Since apoA4 contains a Trp at the 32^nd position (Trp32) in its mature sequence, WMF did not change between lipid-free and lipid-bound states, indicating no movement of Trp upon lipid association. WMF of apoA-I-rHDL showed 3-nm blue shift, suggesting that Trp108 moved to hydrophobic phase for lipid association.

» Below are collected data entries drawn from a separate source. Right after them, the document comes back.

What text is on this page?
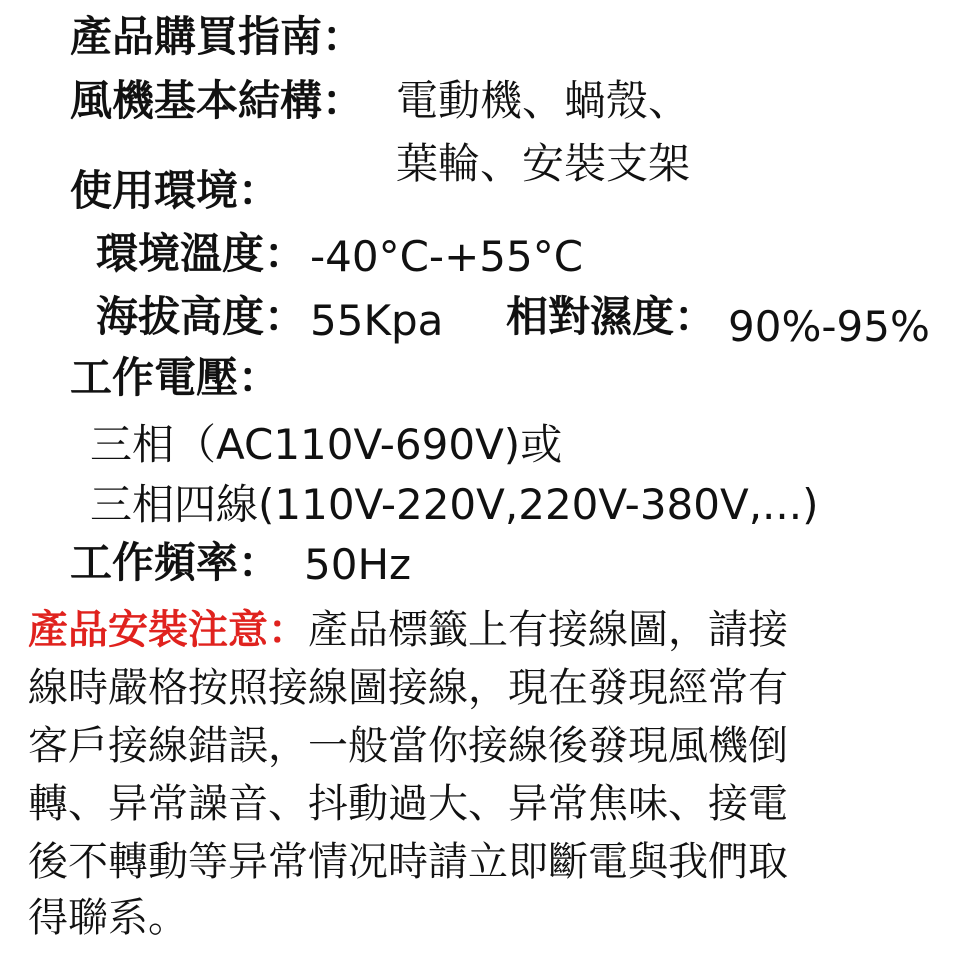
產品購買指南：
風機基本結構： 電動機、蝸殼、
葉輪、安裝支架
使用環境：
環境溫度： -40°C-+55°C
海拔高度： 55Kpa 相對濕度： 90%-95%
工作電壓：
三相（AC110V-690V)或
三相四線(110V-220V,220V-380V,...)
工作頻率： 50Hz
產品安裝注意：產品標籤上有接線圖，請接
線時嚴格按照接線圖接線，現在發現經常有
客戶接線錯誤，一般當你接線後發現風機倒
轉、异常譟音、抖動過大、异常焦味、接電
後不轉動等异常情况時請立即斷電與我們取
得聯系。
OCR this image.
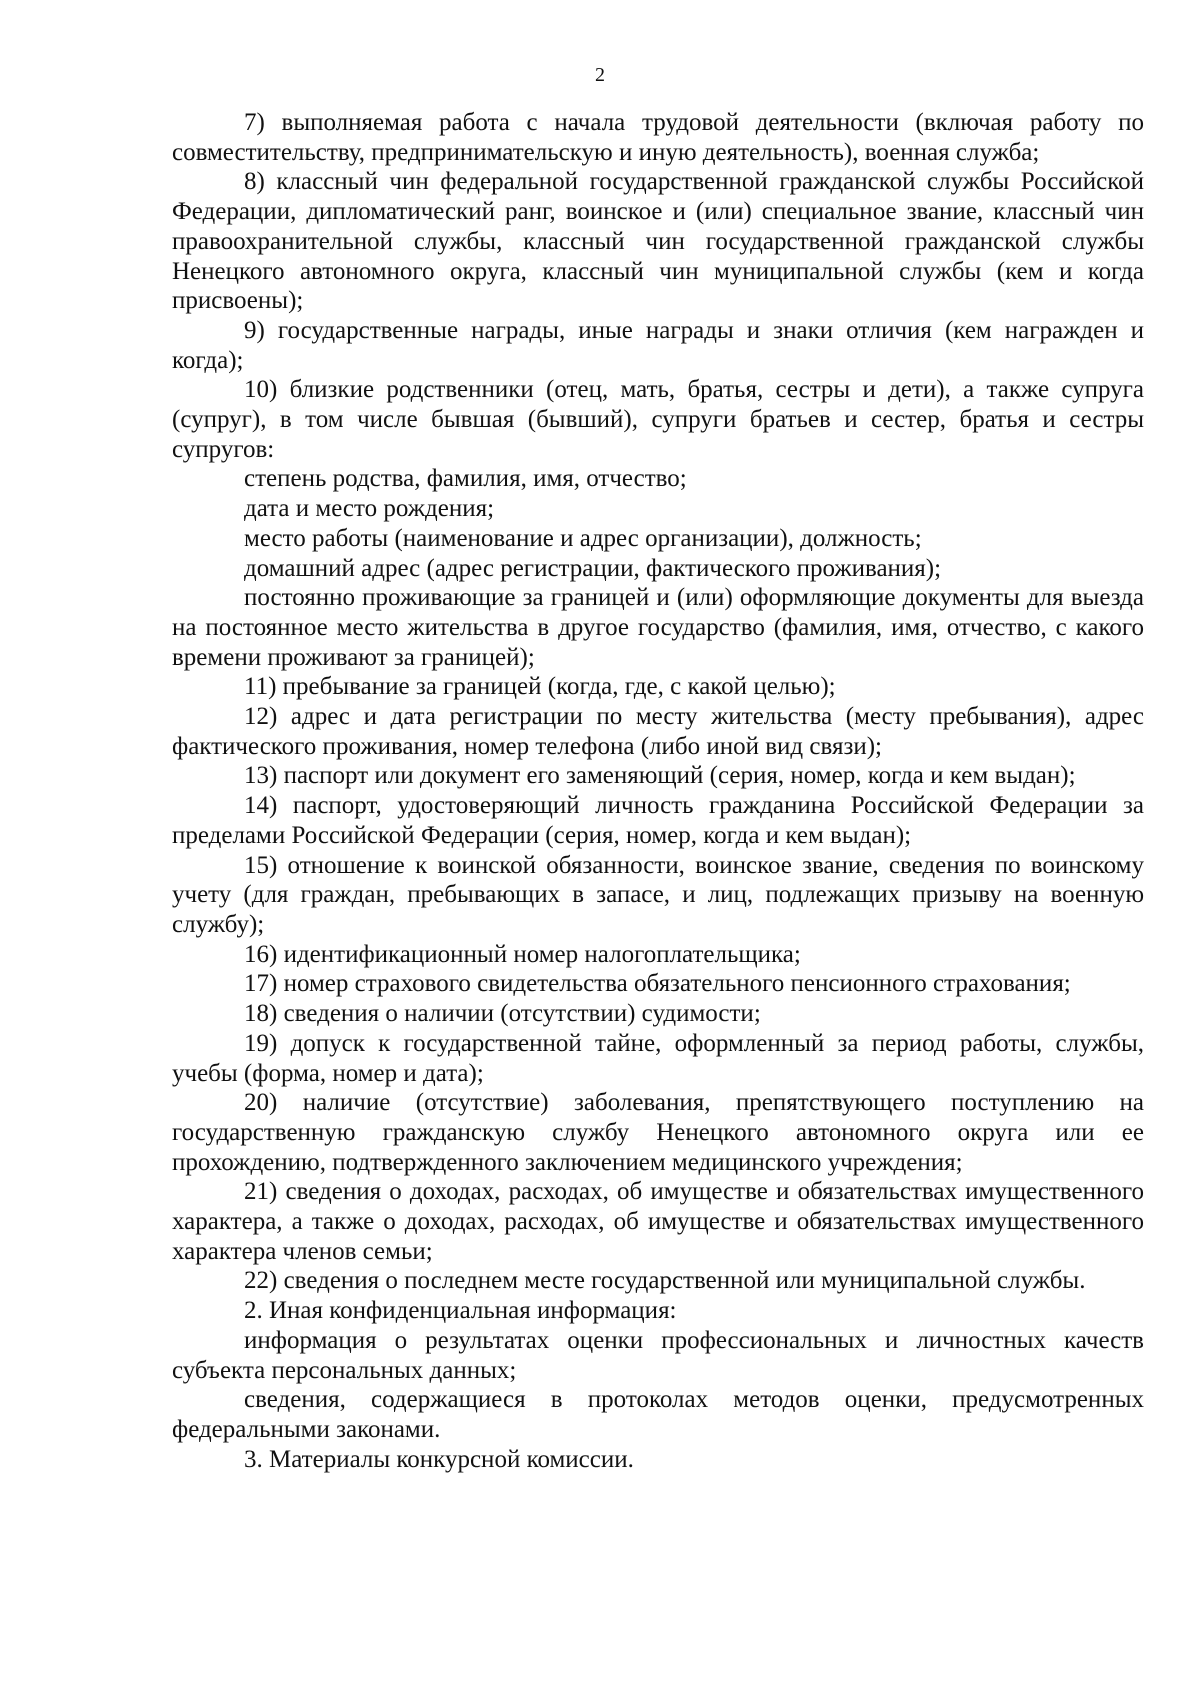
2

7) выполняемая работа с начала трудовой деятельности (включая работу по совместительству, предпринимательскую и иную деятельность), военная служба;

8) классный чин федеральной государственной гражданской службы Российской Федерации, дипломатический ранг, воинское и (или) специальное звание, классный чин правоохранительной службы, классный чин государственной гражданской службы Ненецкого автономного округа, классный чин муниципальной службы (кем и когда присвоены);

9) государственные награды, иные награды и знаки отличия (кем награжден и когда);

10) близкие родственники (отец, мать, братья, сестры и дети), а также супруга (супруг), в том числе бывшая (бывший), супруги братьев и сестер, братья и сестры супругов:

степень родства, фамилия, имя, отчество;

дата и место рождения;

место работы (наименование и адрес организации), должность;

домашний адрес (адрес регистрации, фактического проживания);

постоянно проживающие за границей и (или) оформляющие документы для выезда на постоянное место жительства в другое государство (фамилия, имя, отчество, с какого времени проживают за границей);

11) пребывание за границей (когда, где, с какой целью);

12) адрес и дата регистрации по месту жительства (месту пребывания), адрес фактического проживания, номер телефона (либо иной вид связи);

13) паспорт или документ его заменяющий (серия, номер, когда и кем выдан);

14) паспорт, удостоверяющий личность гражданина Российской Федерации за пределами Российской Федерации (серия, номер, когда и кем выдан);

15) отношение к воинской обязанности, воинское звание, сведения по воинскому учету (для граждан, пребывающих в запасе, и лиц, подлежащих призыву на военную службу);

16) идентификационный номер налогоплательщика;

17) номер страхового свидетельства обязательного пенсионного страхования;

18) сведения о наличии (отсутствии) судимости;

19) допуск к государственной тайне, оформленный за период работы, службы, учебы (форма, номер и дата);

20) наличие (отсутствие) заболевания, препятствующего поступлению на государственную гражданскую службу Ненецкого автономного округа или ее прохождению, подтвержденного заключением медицинского учреждения;

21) сведения о доходах, расходах, об имуществе и обязательствах имущественного характера, а также о доходах, расходах, об имуществе и обязательствах имущественного характера членов семьи;

22) сведения о последнем месте государственной или муниципальной службы.

2. Иная конфиденциальная информация:

информация о результатах оценки профессиональных и личностных качеств субъекта персональных данных;

сведения, содержащиеся в протоколах методов оценки, предусмотренных федеральными законами.

3. Материалы конкурсной комиссии.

For fructosylation sensitivity, apoA4 in a lipid-free state was slightly more sensitive to fructosylation than apoA-I. Regardless of particle size, all rHDLs showed greater glycation than in a lipid-free state. However, apoA-I-rHDL (95:1) and apoA4-rHDL (255:1) showed the highest glycation and proteolytic sensitivity (data not shown), suggesting that glycation sensitivity was not dependent on α-helical content or rHDL size. Generally, proteins with greater glycation showed higher proteolytic sensitivity, suggesting that fructosylation may expose the cleavage site. Fructosyllysine formation by glycation contributed to multimeric formation, as previously suggested (McPherson et al., 1988).

The results of acLDL phagocytosis (Fig. 6) confirmed that apoA-I-rHDL at 95:1 showed the strongest anti-atherosclerotic activity. In conclusion, ApoA4 showed less anti-atherogenic activity with more sensitivity to glycation. ApoA4 revealed inferior physiological functions in lipid-bound state compared with those of apoA-I to induce more pro-atherosclerotic properties.